Institute of Chemical Process Fundamentals, Academy of Sciences of the Czech Republic, v.v.i. (Ústav chemických procesů Akademie věd České republiky) is one of the six institutes belonging to the CAS chemical sciences section and is a research centre in a variety of fields such as chemistry, biochemistry, catalysis and environment.

Its research topics include multiphase reaction systems for the design of chemical synthesis chemical processes and new materials development, energetics and protection of environment. Its national and international reputation is ascertained by its participation in EU financed research projects, such as EUCAARI or MULTIPRO. The MATINOES project was evaluated to belong to 20 best projects of the 6th Frame Programme.

== History ==
The institute was founded at the Czechoslovak Academy of Sciences in 1960 and, from its beginning, was intended to be a multidisciplinary research institution.

Its founder and first director, Professor Vladimír Bažant, was a chemical technologist with a broad perspective who valued modern concepts without which development of new processes would not be possible. This led him to invite Professor George L. Standart, a chemical engineer and a US native, who paved the way for the development of chemical engineering in the former Czechoslovakia in the 1950s and 60s. Chemical engineering research could not be done without a solid base in physical chemistry. This field of research was brought into the institute by the arrival in 1964 of Professor Eduard Hála and his team of physical chemists to the newly built site in the Prague suburban area of Suchdol-Lysolaje.

Gradually new branches of chemical engineering and chemical technology research were being developed such as reaction engineering, homogeneous catalysis, studies of Non-Newtonian fluids, sublimation, separation processes, dynamics and control of chemical systems etc. Most of these new topics were introduced as necessary support to a large and long-term project of development of a complete production technology of terephthalic acid a polyesters.

In 1989 several restructurings had been carried out that lead to a gradual decrease of staff by 50%. The research was rationalized into today's institute's structure.

== Present ==
The institute of chemical process fundamentals research activities currently include the theory of chemical processes especially in chemical engineering, physical chemistry, chemical technology and environmental engineering.
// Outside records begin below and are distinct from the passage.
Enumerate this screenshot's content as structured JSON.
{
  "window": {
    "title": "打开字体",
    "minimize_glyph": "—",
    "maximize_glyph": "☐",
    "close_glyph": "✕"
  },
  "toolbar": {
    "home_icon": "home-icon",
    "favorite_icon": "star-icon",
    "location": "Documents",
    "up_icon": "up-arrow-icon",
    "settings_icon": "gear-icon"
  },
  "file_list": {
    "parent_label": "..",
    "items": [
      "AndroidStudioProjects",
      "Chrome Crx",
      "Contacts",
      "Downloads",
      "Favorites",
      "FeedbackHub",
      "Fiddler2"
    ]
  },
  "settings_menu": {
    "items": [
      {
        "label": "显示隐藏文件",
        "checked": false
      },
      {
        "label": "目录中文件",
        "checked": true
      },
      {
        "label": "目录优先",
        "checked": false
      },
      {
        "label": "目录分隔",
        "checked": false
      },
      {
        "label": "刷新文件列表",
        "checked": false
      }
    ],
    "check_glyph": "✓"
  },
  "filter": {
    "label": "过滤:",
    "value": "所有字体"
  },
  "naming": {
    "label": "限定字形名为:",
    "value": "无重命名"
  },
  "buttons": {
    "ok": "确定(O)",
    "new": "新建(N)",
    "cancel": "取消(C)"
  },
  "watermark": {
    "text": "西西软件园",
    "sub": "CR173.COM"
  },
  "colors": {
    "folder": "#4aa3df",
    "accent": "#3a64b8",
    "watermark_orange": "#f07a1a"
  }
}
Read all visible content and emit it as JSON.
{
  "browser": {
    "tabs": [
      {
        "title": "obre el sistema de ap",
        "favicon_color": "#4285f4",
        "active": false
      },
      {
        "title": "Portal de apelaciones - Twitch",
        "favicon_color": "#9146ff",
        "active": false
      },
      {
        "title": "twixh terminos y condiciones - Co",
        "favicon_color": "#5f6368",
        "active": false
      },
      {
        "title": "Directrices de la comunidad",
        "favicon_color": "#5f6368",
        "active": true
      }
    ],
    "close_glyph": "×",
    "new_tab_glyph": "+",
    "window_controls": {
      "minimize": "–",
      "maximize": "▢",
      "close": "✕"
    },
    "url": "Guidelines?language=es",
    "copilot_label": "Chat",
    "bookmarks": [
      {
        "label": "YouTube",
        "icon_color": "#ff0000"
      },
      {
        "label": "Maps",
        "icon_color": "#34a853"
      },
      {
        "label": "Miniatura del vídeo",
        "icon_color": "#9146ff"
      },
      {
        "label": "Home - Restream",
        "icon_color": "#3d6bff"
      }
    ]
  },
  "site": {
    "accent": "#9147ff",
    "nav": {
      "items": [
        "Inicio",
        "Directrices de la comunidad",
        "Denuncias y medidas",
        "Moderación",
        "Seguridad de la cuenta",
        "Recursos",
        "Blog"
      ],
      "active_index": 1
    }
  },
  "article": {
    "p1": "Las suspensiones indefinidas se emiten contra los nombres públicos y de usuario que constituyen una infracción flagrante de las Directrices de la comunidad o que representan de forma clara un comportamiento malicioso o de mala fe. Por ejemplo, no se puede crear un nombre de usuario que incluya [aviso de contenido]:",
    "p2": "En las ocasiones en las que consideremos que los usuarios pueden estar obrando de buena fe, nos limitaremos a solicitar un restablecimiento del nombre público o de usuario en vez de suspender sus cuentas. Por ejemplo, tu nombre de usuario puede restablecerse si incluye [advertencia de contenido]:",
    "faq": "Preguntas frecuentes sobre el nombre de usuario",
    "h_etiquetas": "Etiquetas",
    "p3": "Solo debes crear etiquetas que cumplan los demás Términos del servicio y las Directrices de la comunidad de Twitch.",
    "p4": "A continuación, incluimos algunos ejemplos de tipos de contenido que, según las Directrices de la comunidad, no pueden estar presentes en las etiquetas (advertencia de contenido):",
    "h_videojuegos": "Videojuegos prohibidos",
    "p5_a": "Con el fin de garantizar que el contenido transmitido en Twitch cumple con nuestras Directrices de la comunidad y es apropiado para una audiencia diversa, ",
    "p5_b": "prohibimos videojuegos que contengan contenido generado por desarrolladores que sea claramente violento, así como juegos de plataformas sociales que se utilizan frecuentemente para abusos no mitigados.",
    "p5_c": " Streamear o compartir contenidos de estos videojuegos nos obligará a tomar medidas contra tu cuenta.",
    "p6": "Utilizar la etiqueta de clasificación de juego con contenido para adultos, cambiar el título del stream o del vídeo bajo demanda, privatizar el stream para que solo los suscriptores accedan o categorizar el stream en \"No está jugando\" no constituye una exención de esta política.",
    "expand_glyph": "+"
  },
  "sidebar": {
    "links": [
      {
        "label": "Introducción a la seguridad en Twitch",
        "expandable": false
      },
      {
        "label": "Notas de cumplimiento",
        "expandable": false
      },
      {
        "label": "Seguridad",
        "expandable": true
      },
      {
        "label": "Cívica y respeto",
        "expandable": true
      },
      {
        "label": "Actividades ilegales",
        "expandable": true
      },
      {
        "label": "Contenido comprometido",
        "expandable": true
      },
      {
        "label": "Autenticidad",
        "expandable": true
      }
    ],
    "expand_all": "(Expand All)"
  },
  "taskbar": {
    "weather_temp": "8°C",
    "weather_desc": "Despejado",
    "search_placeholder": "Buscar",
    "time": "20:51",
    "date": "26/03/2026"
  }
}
== Main research activities ==
- molecular theory and computer simulations of fluid systems
- thermodynamics of fluid systems, PVT behaviour of pure compounds and mixtures and phase equilibrium
- research and development of microreactors
- fundamentals of processes using supercritical fluids
- advanced catalytical processes, morphology, and properties of catalysts, preparation of catalysts
- study and preparation of nanomaterials and nanofibers
- texture of porous substances and transport phenomena in porous substances
- membrane separations, pervaporation a permeation
- study and application of biocatalysts, bioremediation
- structure, reactivity and catalytic activity of organometallic complexes
- NMR spectroscopy
- fluidized bed combustion and gasification
- photochemical reactions in microwave field and microwave technology
- fluid dynamics and transport phenomena in multiphase systems
- rheologic properties of microdispersions and liquids
- aerosol chemistry and physics
- laser-induced chemical reactions and aerosol processes for preparation of new compounds and composites

== Organization structure ==

=== Management ===
- Director: Ing. Michal Šyc, Ph.D.
- Chairman of Institute Board: Dr. Ing. Vladimír Ždímal
- Scientific Secretary: Ing. Vladimír Církva, Dr.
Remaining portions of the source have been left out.